Since 2016, the Tourism Technology Centres working group has been collaborating closely, combining synergies and initiatives with the Tourism Technology Platform (Thinktur) and the ITH (Hotel Technology Institute). As a first step, they jointly produced an ebook identifying the main technological trends in tourism. In 2017, these technology centres and entities such as Turistec, where the associated ICT companies base their business model on the lever of innovation, such as Dingus, talked about the opportunities of Smart Data and Open Data. In 2018, Artificial Intelligence and in 2019 blockchain. Last year, the focus was on Tourism Intelligence systems.

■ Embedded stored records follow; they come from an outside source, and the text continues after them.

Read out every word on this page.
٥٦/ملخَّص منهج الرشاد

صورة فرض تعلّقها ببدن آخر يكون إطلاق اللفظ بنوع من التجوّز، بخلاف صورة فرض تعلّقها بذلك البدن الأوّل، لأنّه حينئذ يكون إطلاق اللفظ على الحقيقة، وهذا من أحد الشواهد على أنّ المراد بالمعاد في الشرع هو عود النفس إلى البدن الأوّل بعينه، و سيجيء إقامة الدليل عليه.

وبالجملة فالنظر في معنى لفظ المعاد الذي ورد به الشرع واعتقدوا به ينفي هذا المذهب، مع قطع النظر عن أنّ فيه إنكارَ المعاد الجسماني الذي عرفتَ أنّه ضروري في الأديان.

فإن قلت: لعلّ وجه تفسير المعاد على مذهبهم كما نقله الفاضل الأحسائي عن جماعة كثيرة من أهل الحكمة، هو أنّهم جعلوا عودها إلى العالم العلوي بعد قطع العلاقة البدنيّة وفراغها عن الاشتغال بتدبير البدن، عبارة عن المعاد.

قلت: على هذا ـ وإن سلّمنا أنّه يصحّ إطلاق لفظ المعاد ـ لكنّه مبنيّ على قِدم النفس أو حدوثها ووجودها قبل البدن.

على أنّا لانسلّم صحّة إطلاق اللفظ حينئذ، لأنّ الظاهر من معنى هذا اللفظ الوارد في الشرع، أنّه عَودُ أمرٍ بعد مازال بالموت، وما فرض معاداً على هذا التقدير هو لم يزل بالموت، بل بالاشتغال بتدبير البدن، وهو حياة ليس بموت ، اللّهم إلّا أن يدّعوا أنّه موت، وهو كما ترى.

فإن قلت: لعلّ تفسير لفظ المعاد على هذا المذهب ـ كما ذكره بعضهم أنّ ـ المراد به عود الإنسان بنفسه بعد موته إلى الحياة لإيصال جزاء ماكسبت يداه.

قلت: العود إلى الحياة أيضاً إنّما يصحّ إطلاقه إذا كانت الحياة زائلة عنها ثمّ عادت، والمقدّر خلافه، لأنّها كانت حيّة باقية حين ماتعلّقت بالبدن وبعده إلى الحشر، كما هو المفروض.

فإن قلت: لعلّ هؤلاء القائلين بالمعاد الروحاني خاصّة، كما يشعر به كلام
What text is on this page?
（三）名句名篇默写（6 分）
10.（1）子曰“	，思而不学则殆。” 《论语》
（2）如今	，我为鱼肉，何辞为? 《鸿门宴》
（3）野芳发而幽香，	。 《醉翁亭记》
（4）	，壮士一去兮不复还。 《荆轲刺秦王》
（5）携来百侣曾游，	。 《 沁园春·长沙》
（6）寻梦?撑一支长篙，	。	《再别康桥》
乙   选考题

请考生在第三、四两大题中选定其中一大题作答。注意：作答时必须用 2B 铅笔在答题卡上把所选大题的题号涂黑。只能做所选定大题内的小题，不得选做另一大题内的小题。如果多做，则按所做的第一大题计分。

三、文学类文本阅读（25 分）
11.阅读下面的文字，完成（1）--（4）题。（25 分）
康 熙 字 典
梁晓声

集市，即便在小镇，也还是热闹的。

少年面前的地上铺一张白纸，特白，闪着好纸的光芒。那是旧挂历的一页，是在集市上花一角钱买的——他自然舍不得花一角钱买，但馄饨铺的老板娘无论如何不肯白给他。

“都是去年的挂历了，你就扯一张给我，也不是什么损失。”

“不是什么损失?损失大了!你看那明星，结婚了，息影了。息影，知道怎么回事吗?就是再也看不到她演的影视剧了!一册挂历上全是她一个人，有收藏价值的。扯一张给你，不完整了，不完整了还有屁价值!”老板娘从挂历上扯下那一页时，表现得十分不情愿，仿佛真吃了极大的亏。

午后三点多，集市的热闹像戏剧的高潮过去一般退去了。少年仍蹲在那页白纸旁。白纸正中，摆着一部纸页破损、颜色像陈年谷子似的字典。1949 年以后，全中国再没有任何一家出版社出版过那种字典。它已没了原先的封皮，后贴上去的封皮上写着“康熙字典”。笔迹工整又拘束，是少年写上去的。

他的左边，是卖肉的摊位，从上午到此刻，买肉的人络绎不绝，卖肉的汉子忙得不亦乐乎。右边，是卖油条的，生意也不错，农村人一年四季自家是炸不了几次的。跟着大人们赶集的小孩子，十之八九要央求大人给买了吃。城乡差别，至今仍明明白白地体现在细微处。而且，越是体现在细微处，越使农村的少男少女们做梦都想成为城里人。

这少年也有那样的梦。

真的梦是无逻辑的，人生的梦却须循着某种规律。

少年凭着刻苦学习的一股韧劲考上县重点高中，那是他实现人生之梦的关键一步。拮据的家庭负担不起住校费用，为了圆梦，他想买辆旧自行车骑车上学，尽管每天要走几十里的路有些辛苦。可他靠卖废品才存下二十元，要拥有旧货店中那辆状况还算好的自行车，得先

In 2021, and with a view to the necessary reactivation of tourism, the central proposal has been initiatives aimed at the resilience of the tourism industry. The digital book that brings together all the contributions has just been presented at FiturtechY, Fitur’s tourism innovation and technology forum. The president of Thinktur and director general of ITH, Álvaro Carrillo de Albornoz, referred to the joint work as “an example of collaboration that should not stop there, but should advance in solving the real problems of the actors in the tourism industry”. Carrillo de Albornoz regretted that the necessary attention is not paid to the contributions of all those organisations (in the case of the technology centres) and companies (in the case of Turistec) that in advance are marking the route of the trends that need to be implemented.

Heterogeneity, analysis and integration capacity

Dingus has shared one more year what it is doing around the proposed topic, and this time, our contribution has been the Data Intelligence platform:

It is Dingus’ first R&D project based on Big Data technology, funded by the CDTI (Centre for the Development of Industrial Technology). It has three basic elements for innovation: the heterogeneity of data sources, real-time analysis and the ability to integrate with other existing BI or ERP systems. The first result is DataHotel, a tool with indicators of active bookings and the time of year foreseen for the stay, actual sales, type of accommodation, type of room, type of client, geographical location with the highest demand, etc.

These months have seen the addition of others such as the balance of cancellations, where they occur, which booking channel they affect and by which customer/nationality… The latest update incorporates dashboards and reports to analyse search trends, taking advantage of the more than 1,000 million product search requests we receive on average per month. All this information, segmented and measured in different time ranges, makes up the technology proposal so that the hotel can define its best strategy for the reactivation of demand.